In the video, the student is seen going about his day. We see him wake up, attend class, wandering campus, on a run, wandering campus while dancing, playing basketball and on his phone in the library before putting his head back on the pillow.
The tweet has garnered over 1,000 replies, consisting mostly of gifs expressing disbelief and jokes about the missed mark the video attempted to make. Many users shared their stories of waking up at 6 a.m. for conditioning and staying up until all hours of the night to finish homework after long days of classes and practice. Some even posted images of their daily schedules, totaling the sheer amount of time devoted to academics and athletes the video failed to show.
On the surface, the video missed multiple things student-athletes do every single day. The person shown didn’t eat or drink anything at any point, a sheer impossibility to perform well without sufficiently fueling the body. There was also no weight training shown, which occur usually at the early hours of the morning before going to any classes. No meetings, no getting treatment or rehabbing at the trainer. Not even a shower? That’s just nasty.
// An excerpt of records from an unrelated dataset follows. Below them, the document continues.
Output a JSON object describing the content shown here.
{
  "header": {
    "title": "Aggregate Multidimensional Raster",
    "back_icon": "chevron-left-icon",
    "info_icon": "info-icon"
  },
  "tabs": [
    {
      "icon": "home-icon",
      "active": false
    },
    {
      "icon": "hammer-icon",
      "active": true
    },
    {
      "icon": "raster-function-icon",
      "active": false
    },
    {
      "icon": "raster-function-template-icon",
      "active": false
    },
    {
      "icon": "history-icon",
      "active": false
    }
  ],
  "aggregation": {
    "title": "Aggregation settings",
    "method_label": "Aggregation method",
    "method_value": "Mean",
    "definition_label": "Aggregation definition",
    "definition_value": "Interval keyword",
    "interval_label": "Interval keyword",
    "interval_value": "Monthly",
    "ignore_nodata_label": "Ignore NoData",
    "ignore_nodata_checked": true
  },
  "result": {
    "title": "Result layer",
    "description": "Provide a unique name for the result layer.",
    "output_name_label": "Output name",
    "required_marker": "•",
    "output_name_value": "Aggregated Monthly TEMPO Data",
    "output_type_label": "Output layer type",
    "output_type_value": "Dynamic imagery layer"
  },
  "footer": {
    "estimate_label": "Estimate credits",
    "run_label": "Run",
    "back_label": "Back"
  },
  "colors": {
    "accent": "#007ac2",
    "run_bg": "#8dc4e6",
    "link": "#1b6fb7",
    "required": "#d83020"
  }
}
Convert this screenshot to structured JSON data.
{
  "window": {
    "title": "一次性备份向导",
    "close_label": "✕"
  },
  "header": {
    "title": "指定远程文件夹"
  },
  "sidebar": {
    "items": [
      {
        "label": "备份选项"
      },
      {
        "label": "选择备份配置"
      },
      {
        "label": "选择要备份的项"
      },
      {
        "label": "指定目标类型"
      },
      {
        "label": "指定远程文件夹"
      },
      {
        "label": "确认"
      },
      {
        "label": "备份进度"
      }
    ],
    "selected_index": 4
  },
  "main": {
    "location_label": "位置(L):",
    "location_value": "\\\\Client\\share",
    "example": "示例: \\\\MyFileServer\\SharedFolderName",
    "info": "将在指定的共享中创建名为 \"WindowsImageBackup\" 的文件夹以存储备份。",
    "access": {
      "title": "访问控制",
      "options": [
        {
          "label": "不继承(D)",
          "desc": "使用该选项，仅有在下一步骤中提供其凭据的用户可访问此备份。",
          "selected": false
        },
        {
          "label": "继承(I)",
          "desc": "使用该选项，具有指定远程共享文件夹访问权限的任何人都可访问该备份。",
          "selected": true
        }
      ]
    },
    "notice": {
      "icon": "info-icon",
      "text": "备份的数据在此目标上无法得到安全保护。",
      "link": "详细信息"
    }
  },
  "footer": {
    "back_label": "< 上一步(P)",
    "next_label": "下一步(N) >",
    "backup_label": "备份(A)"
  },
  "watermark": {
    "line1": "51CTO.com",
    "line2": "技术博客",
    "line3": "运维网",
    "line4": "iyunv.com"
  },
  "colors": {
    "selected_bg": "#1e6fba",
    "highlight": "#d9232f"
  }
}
While I understand the video is only 30 seconds and couldn’t possibly reflect the entire day in the life of every student-athlete, it made playing a sport in college look more like an additional hobby than an intensive, required part of our schedule. One user on Twitter said, “This is equivalent to a regular college student who plays intramural basketball.”
Being able to balance multiple classes along with practices and everything else mentioned above, along with even more like study hall hours, tutoring sessions, jobs and extracurriculars, can be daunting. Trying to squeeze in a full eight hours of sleep while staying on top of assignments and grades is hard. Being alert and present in classes after physically and mentally draining workouts is difficult.
None of this is shown in the NCAA video. Instead, the ad makes being a student-athlete look fun and easy. While there are plenty of fun parts throughout the day, that doesn’t make it any easier.
It’s hard to show the life of being a student-athlete, especially since all 24 NCAA-sponsored sports will have different schedules.
However, the video the NCAA posted to Twitter could have shown so much more. What could have been a great promotion for what being an athlete in college is like, the video failed to display what really happens day-to-day, becoming a joke for the audience for which it was intended.